Program Learning Outcomes (PLOs)

  1. Computing and Artificial Intelligence Knowledge - Apply knowledge of mathematics, natural sciences, computing fundamentals, and a computing specialization to solve complex computing problems using artificial intelligence techniques.
  2. Problem Analysis - Identify, formulate, research literature, and analyze complex computational problems, reaching substantiated conclusions using first principles of mathematics, natural sciences, computing, and artificial intelligence.

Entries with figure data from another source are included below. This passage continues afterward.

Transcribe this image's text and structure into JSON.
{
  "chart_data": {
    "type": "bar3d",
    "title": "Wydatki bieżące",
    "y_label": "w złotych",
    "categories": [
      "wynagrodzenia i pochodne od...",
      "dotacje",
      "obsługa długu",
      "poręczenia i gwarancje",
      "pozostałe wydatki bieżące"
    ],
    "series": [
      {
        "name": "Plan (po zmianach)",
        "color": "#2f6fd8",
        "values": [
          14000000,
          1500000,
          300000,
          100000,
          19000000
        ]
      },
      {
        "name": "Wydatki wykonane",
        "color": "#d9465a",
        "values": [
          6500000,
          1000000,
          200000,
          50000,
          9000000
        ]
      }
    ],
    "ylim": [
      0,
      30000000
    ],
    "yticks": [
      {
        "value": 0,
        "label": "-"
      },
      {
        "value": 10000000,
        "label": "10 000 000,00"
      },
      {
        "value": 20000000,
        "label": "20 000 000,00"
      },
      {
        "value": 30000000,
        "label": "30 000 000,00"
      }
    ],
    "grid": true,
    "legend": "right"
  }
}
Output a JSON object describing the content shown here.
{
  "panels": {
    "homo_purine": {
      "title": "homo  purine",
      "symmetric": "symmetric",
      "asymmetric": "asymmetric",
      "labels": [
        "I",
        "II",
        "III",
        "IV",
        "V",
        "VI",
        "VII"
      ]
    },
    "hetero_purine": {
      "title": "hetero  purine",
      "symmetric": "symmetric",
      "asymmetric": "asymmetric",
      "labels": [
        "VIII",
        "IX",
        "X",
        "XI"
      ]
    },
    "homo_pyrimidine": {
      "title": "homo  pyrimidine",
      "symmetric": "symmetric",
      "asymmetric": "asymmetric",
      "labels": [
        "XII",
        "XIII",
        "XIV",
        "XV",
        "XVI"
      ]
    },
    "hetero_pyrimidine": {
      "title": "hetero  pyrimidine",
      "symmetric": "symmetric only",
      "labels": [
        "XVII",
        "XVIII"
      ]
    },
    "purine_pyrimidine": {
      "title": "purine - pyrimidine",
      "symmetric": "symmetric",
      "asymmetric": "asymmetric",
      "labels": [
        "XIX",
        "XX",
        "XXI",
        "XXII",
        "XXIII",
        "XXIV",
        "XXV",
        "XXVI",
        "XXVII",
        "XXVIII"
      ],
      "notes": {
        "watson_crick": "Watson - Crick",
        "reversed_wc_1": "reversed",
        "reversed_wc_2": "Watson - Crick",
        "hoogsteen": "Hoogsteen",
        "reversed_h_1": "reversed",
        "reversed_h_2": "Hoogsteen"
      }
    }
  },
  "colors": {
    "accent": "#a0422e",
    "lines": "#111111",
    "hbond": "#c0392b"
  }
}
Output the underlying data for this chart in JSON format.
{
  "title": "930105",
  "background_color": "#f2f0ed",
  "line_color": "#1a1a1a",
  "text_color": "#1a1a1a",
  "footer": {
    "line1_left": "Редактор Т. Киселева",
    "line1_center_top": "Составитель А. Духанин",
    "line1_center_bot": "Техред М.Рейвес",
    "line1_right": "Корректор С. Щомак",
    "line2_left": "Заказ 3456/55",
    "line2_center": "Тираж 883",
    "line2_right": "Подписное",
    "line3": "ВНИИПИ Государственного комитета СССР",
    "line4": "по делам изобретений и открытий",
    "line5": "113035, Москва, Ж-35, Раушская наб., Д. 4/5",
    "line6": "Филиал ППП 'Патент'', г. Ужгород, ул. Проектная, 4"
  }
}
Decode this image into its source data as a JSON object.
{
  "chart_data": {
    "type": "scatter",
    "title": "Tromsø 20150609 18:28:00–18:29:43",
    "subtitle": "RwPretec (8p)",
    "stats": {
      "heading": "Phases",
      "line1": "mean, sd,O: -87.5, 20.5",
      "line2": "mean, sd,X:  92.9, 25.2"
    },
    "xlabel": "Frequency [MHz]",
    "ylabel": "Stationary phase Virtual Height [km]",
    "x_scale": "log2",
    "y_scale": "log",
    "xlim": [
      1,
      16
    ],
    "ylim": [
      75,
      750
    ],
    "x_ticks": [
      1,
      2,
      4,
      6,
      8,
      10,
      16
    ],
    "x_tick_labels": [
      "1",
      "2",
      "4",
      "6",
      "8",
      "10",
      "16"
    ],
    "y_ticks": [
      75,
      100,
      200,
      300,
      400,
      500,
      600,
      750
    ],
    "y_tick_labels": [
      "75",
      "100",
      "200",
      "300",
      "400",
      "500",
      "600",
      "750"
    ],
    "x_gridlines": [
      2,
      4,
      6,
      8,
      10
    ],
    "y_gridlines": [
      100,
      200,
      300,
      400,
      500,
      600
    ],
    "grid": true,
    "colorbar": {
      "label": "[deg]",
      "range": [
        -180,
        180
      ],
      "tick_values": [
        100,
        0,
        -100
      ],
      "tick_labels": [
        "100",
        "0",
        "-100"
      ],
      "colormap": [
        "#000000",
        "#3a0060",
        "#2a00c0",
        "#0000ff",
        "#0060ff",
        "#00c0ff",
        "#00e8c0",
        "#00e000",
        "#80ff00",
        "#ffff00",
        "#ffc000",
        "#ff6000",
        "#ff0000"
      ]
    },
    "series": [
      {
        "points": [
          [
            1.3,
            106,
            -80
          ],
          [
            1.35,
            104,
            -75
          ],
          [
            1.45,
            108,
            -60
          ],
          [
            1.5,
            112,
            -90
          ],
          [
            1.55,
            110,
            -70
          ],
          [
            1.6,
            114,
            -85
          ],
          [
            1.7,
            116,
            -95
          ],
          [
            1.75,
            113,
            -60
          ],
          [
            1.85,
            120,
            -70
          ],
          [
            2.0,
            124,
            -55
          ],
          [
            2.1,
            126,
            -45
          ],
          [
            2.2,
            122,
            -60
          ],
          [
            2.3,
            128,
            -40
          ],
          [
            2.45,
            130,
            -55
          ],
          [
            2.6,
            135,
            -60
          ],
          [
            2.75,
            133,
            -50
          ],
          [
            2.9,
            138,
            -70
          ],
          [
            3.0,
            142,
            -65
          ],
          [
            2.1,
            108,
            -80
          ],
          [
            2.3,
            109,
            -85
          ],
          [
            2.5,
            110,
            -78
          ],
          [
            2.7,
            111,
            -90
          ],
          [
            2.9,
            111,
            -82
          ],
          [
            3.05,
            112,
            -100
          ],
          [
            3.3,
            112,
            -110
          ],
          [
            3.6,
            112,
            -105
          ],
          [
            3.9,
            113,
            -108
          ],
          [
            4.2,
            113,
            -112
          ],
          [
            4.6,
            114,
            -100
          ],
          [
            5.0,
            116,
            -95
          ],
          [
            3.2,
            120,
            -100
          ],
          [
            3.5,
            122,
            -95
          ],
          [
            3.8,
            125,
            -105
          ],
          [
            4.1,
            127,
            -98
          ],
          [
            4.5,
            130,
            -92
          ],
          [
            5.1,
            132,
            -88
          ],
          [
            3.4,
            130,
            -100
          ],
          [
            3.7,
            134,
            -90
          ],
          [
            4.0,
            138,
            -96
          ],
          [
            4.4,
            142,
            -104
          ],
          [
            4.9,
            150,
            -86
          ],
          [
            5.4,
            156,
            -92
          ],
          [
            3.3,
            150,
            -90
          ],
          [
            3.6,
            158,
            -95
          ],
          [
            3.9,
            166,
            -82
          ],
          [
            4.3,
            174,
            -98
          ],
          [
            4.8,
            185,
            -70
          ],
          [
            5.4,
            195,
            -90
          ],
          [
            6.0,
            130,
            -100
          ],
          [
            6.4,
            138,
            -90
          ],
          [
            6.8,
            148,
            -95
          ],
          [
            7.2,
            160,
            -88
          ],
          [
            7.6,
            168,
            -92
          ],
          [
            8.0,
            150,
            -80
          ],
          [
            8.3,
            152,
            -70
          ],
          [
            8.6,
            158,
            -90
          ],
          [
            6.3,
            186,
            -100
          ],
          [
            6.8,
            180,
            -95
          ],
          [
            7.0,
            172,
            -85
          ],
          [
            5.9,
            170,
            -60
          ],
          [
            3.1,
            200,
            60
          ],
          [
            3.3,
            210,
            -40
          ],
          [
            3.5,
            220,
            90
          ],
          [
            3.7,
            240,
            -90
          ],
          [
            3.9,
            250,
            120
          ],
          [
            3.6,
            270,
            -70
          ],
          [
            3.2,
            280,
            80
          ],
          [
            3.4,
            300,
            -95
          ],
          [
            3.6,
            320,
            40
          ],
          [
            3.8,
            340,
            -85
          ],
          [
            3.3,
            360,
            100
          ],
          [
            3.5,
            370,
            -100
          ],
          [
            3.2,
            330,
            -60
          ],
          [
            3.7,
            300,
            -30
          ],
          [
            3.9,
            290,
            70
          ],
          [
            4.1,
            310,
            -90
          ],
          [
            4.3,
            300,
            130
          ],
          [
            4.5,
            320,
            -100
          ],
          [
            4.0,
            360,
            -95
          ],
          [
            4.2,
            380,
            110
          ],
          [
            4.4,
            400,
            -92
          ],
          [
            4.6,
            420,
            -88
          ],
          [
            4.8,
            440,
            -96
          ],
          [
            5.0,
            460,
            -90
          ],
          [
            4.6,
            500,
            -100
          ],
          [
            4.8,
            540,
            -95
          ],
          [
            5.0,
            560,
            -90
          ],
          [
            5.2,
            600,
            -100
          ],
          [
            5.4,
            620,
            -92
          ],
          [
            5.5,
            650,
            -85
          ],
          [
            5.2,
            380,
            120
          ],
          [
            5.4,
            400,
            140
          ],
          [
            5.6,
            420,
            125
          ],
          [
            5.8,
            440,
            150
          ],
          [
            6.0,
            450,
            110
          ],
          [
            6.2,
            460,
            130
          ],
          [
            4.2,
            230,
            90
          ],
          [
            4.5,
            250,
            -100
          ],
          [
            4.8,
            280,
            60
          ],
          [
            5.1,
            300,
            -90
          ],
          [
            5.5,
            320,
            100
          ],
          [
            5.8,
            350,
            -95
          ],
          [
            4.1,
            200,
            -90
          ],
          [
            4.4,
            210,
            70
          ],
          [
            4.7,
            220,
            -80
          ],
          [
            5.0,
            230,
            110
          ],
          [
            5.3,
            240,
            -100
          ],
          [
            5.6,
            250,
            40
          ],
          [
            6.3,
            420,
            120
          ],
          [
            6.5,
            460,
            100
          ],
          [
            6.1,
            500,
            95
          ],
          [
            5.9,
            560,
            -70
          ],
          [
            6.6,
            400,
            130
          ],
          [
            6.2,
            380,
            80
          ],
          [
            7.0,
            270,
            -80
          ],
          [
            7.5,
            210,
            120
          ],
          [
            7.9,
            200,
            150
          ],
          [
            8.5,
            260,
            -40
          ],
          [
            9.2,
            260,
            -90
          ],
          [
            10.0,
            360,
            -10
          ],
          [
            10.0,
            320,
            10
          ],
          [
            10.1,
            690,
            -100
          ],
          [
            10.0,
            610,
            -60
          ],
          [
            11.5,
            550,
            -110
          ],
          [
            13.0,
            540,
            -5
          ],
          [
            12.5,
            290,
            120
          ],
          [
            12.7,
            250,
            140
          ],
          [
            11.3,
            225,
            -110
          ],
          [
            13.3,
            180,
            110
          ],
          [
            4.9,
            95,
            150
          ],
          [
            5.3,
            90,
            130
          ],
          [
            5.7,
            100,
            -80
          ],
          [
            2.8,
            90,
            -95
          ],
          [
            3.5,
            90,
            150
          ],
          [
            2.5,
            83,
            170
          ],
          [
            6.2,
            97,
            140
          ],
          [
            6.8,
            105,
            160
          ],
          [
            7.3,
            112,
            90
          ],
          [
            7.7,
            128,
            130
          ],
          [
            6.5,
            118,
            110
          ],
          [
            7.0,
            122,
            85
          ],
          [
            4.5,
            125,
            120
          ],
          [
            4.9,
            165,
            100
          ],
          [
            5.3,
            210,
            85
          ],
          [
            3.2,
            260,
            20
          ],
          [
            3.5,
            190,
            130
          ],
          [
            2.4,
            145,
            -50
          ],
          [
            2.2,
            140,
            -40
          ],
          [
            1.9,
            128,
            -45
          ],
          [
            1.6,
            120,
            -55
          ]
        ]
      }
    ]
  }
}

  3. Design/Develop Solutions - Design solutions for complex computing problems and design systems, components, and processes that meet specified needs with appropriate consideration for public health and safety, cultural, societal, and environmental considerations.
  4. Investigation & Experimentation - Conduct investigation of complex computing problems using research based knowledge and research based methods.
  5. Modern Tool Usage - Create, select, and apply appropriate techniques, resources and modern computing and artificial intelligence tools, including prediction and modelling for complex computing problems.
  6. Society Responsibility - Apply reasoning informed by contextual knowledge to assess societal, health, safety, legal, and cultural issues relevant to context of complex computing problems.
  7. Environment and Sustainability - Understand and evaluate sustainability and impact of professional computing and artificial intelligence work in solving complex computing problems.
  8. Ethics - Apply ethical principles and commit to professional ethics and responsibilities and norms of computing and artificial intelligence practice.
  9. Individual and Team Work - Function effectively as an individual, and as a member or leader in diverse teams and in multi-disciplinary settings.
  10. Communication - Communicate effectively on complex computing and AI activities with the computing and artificial intelligence community and with society at large.
  11. Project Management and Finance - Demonstrate knowledge and understanding of management principles and economic decision making and apply these to one's own work as a member or a team.
  12. Life Long Learning - Recognize the need for, and have the preparation and ability to engage in independent and life-long learning in the broadest context of technological changes.